Aguantar un cuarto de siglo al pie del cañón y como una de las franquicias más reconocibles y populares de la industria del videojuego no es tarea fácil. De esto sabe mucho Capcom con Resident Evil, un hito que desde su estreno 1996 ha sufrido algunos altibajos (*ahem*, Resident Evil 6), pero que sin duda ha tenido la capacidad de renovarse paulatinamente para mantener intacta su vigencia. En todo este tiempo la que quizás haya sido su mayor renovación fue la sufrida en Resident Evil VII (2017), donde a la compañía japonesa no le tembló el pulso para apostar por un terror de corte más intimista y un polémico cambio de perspectiva, pasando de la tercera a la primera persona, que sigue coleando a día de hoy entre los fans. Con Village, la octava entrega de la saga principal, Capcom redobla esta apuesta, pero refina la fórmula del último juego añadiendo más acción, setpieces más espectaculares y recuperando elementos de uno de los grandes momentos de gloria de la franquicia, el clásico Resident Evil 4 de Shinji Mikami.
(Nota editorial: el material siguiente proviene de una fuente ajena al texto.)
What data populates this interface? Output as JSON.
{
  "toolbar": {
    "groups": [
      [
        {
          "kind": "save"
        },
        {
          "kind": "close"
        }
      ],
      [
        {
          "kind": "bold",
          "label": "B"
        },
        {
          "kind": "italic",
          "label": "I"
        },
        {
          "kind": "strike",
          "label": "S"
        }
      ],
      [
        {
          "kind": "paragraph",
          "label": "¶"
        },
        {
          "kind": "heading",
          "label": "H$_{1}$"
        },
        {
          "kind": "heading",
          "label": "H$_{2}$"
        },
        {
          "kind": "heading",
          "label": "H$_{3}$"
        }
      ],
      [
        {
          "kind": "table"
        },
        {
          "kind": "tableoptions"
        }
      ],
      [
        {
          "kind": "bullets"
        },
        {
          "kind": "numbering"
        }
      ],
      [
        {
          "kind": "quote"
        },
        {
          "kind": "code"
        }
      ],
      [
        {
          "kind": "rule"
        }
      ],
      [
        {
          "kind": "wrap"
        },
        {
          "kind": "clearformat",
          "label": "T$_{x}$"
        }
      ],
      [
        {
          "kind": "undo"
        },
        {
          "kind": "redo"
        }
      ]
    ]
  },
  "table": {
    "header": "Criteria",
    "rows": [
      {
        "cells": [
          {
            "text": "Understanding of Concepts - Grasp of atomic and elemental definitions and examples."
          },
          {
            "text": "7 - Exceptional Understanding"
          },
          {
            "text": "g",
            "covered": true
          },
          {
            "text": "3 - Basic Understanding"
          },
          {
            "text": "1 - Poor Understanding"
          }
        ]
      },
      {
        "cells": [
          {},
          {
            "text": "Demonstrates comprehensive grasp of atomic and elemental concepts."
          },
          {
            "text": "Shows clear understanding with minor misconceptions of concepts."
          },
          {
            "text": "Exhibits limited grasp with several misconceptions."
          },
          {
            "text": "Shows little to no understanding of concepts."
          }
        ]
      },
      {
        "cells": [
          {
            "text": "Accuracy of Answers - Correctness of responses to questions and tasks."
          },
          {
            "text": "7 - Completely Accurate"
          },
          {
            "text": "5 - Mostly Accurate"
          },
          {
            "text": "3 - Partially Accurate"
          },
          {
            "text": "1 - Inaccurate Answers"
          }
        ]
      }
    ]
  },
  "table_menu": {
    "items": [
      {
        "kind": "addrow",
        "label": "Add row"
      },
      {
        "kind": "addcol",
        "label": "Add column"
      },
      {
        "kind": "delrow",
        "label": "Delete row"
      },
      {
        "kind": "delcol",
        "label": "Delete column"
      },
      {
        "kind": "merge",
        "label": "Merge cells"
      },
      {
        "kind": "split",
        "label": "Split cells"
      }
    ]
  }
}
Como secuela directa, Village comienza unos años después de Resident Evil 7 y vuelve a tener a Ethan Winters como protagonista principal, en esta ocasión viviendo junto a su familia en un lugar sin especificar de Europa del Este. Lógicamente esta (no tan) idílica situación se va al traste en los primeros compases de la aventura, y Ethan acaba perdido en un extraño pueblo perseguido por una especie de culto sobrenatural (una disfuncional familia Manson de vampiros y hombres lobo liderados por Madre Miranda) tratando de encontrar a su hija secuestrada. Entrar en muchos más detalles nos acercaría peligrosamente al peliagudo terreno de los spoilers, pero sí debo decir que a nivel de trama es quizás donde esta nueva entrega presenta – para mi gusto – más problemas. Nunca llega, menos mal, a los límites ridículos de Resident Evil 6, pero sí hay una inequívoca sensación de que en ocasiones la cosa se va de las manos y bordea de forma arriesgada la comedia de aventuras™, con alguna secuencia en la que uno no puede evitar pensar que se excede la suspensión de incredulidad. En el fondo también hay que reconocer que no deja de ser algo que siempre ha estado presente en una saga que ha manejado innumerables influencias y clichés, pero sorprende tras la sobriedad de la séptima entrega.
Esto quizás sea una consecuencia inevitable para un juego que aumenta en tamaño y escala, y en el que también se aprecia una clara intención por parte de los desarrolladores de ofrecer una experiencia más variada y completa, que brilla en su primera mitad pero decae un poco en la segunda. La aldea que actúa como nexo principal está rodeada de varios lugares (el castillo Dimitrescu, la mansión Donna Beneviento, un molino y una fábrica) controlados por los secuaces de Madre Miranda, teniendo cada uno de ellos un enfoque bastante diferenciado. El castillo, por ejemplo, es un juego del gato y el ratón con Lady Dimitrescu y sus tres hijas, mientras que la parte del molino juega más a los puzles con elementos del escenario y la mansión con la narrativa ambiental y los resortes del terror.